The Jupyter launcher provides a simple interface to start Jupyter Notebook servers on the DTU HPC cluster.
To start the launcher, go to Tools
and select Jupyter launcher
. You need to be logged in to access the launcher, as it will submit a job to the DTU HPC to start the server.
Here you'll see the interface with the basic options that are needed for the server:
CPUs
Specify the number of CPUs to request. A CPU (Central Processing Unit) is the core computational unit of a computer responsible for executing instructions. Requesting more than one CPU is only beneficial for tasks explicitly designed for parallel processing or multiprocessing.
Memory (GB)
Specify the amount of memory to request. Memory refers to the amount of RAM allocated for processing data. Requesting more memory is useful for handling large datasets or memory-intensive tasks, but unnecessary for smaller workloads. A good rule of thumb is to request memory equal to twice the size of your dataset. Please be conservative with the amount of requested memory - usually 8GB is enough.
Wall time
Specify the maximum run time for the server. This is the longest duration your server is allowed to run. Once the wall time is exceeded, the server will be terminated, and any unsaved changes or active kernels will be lost.
Root directory
Specify the starting directory for the server. You will only have access to files and folders within and below this directory in the hierarchy. By default, it starts in your home directory at DTU, but you can enter any accessible path if you need to work outside of it.
Once you've selected your options, click Launch Jupyter Server
to submit the job to the cluster. This process typically takes around 30 seconds, provided the queue isn't too busy. If it takes longer than one minute, try refreshing the page and submitting the request again. If the issue persists, please contact us for assistance.
When the server is ready, a button labeled Open Jupyter Server
will appear:
Click this button to open the Jupyter interface in a new tab. If you need a server with different configurations, change your configurations and then press the Re-launch Jupyter Server
button. Note, that only one instance of the Jupyter server can run at a time and the old server will be terminated by re-launching.
When you are finished with your Jupyter server, the session can be killed in one of two ways:
1) In the Jupyter Notebook file directory interface, select File -> Shut down
2) On the QIM platform, select HPC cluster after pressing your profile image in the top right corner. Under the header 'Your jobs' you can select "Kill job job-number".
To access more options regarding the Jupyter Server, press the checkmark Show detailed configuration
:
Hostname
Defines the address used for SSH connections and job submissions. Change this to connect to a specific server.
HPC queue
Determines what HPC queue to enter. If you also need to access to a GPU, select the appropriate node. Note that you may not have access to all the listed HPC queues.
Job name
Provides a name for the submitted job. Change this if you need a more descriptive or specific name.
Conda environment
Specifies the name of a pre-installed Conda environment to activate. Leave this blank to use a custom environment.
Check environment
Selects a pre-installed environment to see a list of installed packages. These will be shown below the "Launch Jupyter Server" button.
Source path
Defines a path to source a custom environment. For example, the default qim3d environment accesses the source path: "/dtu/3d-imaging-center/QIM/conda/miniconda3/bin/activate". This field is ignored if a Conda environment is selected in the "Conda environment" dropdown.
Custom environment
Specifies the name of the custom Conda environment to activate.
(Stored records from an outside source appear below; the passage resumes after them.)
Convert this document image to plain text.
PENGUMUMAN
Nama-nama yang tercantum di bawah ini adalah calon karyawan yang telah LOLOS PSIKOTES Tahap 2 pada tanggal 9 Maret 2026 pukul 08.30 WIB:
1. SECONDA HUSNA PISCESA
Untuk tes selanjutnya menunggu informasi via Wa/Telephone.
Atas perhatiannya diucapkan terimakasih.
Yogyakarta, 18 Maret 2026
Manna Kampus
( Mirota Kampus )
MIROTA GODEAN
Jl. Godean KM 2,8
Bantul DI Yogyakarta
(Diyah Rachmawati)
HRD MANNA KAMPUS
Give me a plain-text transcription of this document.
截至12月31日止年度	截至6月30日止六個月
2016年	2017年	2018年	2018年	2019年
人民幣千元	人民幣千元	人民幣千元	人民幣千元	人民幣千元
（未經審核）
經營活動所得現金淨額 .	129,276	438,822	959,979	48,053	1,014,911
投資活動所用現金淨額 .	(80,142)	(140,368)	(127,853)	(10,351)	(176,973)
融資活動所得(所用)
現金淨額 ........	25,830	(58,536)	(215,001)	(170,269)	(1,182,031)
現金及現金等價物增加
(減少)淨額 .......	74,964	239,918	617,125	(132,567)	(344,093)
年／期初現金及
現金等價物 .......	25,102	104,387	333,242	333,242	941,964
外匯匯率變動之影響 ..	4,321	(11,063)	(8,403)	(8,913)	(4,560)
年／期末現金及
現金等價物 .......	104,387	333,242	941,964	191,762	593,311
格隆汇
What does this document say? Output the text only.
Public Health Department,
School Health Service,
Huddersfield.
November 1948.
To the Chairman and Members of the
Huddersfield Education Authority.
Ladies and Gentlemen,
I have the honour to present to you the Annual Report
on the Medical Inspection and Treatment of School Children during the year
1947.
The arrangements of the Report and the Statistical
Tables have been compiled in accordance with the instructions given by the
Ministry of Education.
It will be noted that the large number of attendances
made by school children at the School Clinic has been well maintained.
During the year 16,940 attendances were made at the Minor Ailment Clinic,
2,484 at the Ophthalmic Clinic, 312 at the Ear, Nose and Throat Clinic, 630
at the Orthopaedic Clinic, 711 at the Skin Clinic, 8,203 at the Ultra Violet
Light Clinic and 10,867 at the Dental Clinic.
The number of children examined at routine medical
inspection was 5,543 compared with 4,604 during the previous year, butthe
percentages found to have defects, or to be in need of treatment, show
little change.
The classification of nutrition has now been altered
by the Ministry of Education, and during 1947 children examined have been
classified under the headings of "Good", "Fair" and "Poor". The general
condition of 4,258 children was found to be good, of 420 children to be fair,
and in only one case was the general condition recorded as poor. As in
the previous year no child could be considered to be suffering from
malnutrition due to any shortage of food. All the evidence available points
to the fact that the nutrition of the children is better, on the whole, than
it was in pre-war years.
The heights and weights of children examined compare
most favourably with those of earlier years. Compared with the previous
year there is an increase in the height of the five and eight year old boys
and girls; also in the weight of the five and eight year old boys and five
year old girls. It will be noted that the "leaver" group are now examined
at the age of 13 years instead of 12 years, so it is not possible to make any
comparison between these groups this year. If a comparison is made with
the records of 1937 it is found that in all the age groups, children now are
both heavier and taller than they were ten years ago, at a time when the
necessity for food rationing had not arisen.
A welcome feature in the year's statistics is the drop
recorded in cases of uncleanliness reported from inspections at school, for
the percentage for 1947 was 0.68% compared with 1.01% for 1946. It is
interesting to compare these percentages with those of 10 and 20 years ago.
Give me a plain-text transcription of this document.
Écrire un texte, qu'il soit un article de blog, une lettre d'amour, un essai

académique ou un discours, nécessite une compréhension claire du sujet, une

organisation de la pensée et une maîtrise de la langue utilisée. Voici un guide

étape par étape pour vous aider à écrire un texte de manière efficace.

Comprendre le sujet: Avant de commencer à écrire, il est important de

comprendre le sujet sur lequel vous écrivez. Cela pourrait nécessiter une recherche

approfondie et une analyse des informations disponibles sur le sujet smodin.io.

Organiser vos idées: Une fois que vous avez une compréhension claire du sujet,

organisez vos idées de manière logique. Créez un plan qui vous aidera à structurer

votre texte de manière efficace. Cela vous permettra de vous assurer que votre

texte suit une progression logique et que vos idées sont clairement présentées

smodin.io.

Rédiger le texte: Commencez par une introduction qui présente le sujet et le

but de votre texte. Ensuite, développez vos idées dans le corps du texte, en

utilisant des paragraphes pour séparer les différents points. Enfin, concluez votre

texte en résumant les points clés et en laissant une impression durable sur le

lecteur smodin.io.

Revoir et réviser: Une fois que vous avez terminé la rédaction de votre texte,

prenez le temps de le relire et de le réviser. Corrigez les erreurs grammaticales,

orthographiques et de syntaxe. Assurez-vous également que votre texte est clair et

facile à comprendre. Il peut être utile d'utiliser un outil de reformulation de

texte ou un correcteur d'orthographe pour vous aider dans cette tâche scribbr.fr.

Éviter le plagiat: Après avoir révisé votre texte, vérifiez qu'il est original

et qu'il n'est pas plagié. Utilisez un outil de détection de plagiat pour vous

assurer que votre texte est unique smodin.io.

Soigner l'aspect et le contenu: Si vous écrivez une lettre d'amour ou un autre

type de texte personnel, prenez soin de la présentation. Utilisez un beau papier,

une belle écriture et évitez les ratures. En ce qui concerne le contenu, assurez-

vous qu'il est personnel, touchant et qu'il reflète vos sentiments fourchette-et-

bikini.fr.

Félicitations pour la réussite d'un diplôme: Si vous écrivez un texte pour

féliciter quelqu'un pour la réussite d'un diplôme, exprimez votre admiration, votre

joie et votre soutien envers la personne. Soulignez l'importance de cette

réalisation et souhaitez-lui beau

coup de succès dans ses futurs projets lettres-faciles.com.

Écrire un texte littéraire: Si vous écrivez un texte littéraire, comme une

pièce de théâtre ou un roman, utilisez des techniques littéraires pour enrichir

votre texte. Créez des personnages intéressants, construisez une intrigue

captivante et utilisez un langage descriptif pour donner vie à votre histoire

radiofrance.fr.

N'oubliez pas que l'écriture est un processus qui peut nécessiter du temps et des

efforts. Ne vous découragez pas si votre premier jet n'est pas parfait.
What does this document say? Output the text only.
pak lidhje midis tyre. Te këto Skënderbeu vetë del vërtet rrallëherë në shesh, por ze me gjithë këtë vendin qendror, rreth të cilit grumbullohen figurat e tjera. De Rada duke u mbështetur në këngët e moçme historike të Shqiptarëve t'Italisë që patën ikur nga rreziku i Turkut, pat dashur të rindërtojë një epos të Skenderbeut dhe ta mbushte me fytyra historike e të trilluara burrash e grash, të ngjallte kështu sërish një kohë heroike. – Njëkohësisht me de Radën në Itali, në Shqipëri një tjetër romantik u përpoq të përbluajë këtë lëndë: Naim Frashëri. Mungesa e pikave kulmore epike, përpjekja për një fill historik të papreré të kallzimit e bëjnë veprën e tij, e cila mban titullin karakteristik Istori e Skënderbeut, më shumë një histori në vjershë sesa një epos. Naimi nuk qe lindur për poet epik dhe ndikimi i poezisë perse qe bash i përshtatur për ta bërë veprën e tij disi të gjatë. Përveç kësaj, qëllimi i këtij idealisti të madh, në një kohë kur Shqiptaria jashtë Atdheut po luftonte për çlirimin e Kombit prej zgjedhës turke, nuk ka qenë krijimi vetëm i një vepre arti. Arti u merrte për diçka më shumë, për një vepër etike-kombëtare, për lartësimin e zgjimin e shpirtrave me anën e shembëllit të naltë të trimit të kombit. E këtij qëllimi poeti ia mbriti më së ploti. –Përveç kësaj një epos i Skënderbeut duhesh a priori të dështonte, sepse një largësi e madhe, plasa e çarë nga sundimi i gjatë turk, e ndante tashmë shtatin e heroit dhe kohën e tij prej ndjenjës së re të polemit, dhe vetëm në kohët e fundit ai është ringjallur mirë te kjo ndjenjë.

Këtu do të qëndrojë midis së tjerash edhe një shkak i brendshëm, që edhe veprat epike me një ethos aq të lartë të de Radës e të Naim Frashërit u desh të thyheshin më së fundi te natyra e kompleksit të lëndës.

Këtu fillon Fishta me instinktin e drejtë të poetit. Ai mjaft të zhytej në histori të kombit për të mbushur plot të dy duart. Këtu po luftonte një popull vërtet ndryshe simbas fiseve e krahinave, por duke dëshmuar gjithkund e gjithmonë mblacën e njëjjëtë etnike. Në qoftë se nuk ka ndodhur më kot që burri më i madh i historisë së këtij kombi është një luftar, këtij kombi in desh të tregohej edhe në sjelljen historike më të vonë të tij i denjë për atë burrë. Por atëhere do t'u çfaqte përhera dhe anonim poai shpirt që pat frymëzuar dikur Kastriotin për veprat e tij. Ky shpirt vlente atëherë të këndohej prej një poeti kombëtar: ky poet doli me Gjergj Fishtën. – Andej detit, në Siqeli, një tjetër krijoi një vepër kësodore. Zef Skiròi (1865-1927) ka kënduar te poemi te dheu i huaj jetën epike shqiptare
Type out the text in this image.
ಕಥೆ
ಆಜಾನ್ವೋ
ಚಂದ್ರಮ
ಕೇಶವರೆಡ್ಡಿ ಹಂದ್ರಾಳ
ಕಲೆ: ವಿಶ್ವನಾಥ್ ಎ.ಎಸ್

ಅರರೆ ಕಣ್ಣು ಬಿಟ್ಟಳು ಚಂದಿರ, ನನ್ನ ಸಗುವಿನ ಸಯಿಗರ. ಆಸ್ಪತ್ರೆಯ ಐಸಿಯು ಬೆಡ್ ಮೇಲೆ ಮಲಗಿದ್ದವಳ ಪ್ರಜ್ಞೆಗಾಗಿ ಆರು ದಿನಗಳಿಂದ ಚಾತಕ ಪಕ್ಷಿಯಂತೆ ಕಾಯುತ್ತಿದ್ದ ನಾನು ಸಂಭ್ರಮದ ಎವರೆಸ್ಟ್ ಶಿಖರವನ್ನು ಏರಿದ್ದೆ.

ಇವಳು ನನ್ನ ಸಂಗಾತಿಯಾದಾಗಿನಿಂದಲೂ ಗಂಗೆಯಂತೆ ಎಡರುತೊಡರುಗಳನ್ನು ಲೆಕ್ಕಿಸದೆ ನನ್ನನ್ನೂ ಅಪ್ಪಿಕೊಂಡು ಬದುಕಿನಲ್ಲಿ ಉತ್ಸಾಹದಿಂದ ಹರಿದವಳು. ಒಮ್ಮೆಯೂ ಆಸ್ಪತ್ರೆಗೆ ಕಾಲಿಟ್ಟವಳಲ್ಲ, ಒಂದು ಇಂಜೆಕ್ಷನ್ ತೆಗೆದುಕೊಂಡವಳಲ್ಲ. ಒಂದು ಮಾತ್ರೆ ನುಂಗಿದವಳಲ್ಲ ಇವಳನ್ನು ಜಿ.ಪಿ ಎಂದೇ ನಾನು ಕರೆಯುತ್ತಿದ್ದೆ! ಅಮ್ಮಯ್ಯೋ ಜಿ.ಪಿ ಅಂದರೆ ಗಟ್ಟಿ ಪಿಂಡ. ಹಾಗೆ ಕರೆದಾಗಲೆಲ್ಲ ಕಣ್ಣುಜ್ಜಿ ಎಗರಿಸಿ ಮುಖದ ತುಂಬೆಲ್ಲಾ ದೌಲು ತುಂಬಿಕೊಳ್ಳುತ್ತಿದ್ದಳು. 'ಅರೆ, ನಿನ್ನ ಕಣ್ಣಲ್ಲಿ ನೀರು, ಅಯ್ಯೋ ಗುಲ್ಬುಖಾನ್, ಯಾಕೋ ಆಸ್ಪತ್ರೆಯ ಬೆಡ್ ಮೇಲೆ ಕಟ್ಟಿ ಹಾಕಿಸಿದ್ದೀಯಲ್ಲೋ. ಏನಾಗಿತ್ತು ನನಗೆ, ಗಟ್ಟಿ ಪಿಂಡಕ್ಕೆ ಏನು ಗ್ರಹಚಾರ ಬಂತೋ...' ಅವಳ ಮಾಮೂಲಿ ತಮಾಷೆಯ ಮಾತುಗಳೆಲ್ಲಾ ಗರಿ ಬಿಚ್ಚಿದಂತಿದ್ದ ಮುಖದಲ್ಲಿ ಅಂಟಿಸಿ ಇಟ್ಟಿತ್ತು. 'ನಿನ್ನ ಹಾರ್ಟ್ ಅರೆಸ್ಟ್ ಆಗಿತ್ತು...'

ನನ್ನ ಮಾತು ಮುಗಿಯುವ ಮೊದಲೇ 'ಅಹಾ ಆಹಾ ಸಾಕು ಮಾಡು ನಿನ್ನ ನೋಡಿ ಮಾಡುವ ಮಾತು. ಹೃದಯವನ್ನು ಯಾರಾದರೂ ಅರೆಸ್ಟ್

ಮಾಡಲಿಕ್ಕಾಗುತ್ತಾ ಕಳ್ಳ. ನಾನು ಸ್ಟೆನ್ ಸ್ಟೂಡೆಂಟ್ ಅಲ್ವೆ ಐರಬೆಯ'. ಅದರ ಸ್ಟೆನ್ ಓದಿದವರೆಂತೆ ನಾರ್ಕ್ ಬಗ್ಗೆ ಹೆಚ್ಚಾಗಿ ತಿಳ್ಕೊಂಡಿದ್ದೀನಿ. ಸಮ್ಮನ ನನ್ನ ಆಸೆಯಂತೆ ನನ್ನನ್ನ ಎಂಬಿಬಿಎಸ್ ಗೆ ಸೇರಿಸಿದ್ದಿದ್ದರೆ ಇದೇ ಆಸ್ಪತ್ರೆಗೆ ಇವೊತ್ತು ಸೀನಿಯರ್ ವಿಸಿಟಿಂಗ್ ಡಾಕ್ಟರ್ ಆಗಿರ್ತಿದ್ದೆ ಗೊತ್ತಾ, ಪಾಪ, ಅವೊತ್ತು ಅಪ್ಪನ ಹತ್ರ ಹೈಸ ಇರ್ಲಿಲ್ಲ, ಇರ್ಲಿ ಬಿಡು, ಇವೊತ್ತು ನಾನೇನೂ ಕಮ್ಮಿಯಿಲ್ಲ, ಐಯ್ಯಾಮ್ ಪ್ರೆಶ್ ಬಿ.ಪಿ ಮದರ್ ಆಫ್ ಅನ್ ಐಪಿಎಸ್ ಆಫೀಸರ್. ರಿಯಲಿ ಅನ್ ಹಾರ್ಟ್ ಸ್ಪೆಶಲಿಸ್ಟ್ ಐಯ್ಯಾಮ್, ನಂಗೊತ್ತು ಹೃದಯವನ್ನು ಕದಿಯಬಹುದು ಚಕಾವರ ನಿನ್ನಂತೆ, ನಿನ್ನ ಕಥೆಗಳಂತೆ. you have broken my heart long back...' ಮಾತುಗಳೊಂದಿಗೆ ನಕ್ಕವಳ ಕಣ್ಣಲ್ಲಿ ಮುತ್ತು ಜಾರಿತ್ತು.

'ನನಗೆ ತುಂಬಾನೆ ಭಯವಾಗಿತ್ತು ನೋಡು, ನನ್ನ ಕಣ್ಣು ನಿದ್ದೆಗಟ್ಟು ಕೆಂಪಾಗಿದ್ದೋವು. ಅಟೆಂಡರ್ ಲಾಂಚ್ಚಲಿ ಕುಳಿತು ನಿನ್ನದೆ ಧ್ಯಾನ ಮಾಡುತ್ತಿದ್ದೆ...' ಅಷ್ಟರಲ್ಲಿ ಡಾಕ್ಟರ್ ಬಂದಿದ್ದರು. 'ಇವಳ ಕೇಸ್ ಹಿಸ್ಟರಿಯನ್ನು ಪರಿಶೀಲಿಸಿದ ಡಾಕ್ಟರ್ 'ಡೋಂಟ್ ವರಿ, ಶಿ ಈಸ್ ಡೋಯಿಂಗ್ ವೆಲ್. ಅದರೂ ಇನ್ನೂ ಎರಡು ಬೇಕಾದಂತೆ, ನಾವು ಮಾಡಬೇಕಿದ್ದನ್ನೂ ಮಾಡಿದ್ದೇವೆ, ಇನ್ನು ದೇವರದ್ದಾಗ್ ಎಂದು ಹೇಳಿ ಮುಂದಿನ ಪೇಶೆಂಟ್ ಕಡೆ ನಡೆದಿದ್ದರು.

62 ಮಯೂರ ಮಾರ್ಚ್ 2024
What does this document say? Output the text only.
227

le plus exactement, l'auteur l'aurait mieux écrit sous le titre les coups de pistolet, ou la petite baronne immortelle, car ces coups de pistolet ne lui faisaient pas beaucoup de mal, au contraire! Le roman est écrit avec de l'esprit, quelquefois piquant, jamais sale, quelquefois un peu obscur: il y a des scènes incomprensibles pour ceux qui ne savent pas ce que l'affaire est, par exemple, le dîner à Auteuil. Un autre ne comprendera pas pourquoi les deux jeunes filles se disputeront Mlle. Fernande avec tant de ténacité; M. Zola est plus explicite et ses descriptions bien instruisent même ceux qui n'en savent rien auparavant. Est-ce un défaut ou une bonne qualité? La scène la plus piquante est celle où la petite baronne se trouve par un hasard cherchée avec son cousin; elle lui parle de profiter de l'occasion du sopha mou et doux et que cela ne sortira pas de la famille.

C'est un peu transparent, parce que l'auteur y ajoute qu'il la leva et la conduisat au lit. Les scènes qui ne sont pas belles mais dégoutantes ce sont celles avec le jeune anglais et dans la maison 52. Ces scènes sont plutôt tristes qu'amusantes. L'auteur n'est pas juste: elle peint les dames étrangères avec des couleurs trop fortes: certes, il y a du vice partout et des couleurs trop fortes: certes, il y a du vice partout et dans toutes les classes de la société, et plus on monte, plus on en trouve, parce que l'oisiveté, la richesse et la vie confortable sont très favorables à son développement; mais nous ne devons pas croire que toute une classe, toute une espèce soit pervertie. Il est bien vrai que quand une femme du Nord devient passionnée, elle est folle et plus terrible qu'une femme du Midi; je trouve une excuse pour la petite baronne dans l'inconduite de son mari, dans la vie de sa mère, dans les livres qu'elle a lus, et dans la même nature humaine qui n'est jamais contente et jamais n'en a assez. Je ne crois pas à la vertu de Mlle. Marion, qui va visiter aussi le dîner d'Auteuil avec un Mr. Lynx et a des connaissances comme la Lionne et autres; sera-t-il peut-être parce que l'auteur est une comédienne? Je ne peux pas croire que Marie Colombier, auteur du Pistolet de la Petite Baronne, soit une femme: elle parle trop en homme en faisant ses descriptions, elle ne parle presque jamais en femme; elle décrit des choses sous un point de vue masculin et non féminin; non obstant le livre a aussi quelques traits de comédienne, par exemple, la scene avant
This activation will occur after the source path is sourced. For example, entering "qim3d" here will run 'conda activate qim3d' in the terminal.
Reset SSH tunnels
Defines if SSH tunnel should be reset. By default, the SSH tunnel between the cluster node and the platform is reset each time a new server is launched. If you experience connection issues, try unchecking this box to see if it resolves the problem.
Jupyter server type
Defines if the created session activates a Jupyter Notebook or JupyterLab.
Show logs
Enables visibility of logs from the Jupyter Server. The logs will appear after a job is submitted.
The logs provide detailed information that is updated throughout the session. Here, you'll find additional information about the job script, requested resources, and the node where the server is running. If you're experiencing connection issues, check the logs for useful debugging information that might help resolve the problem.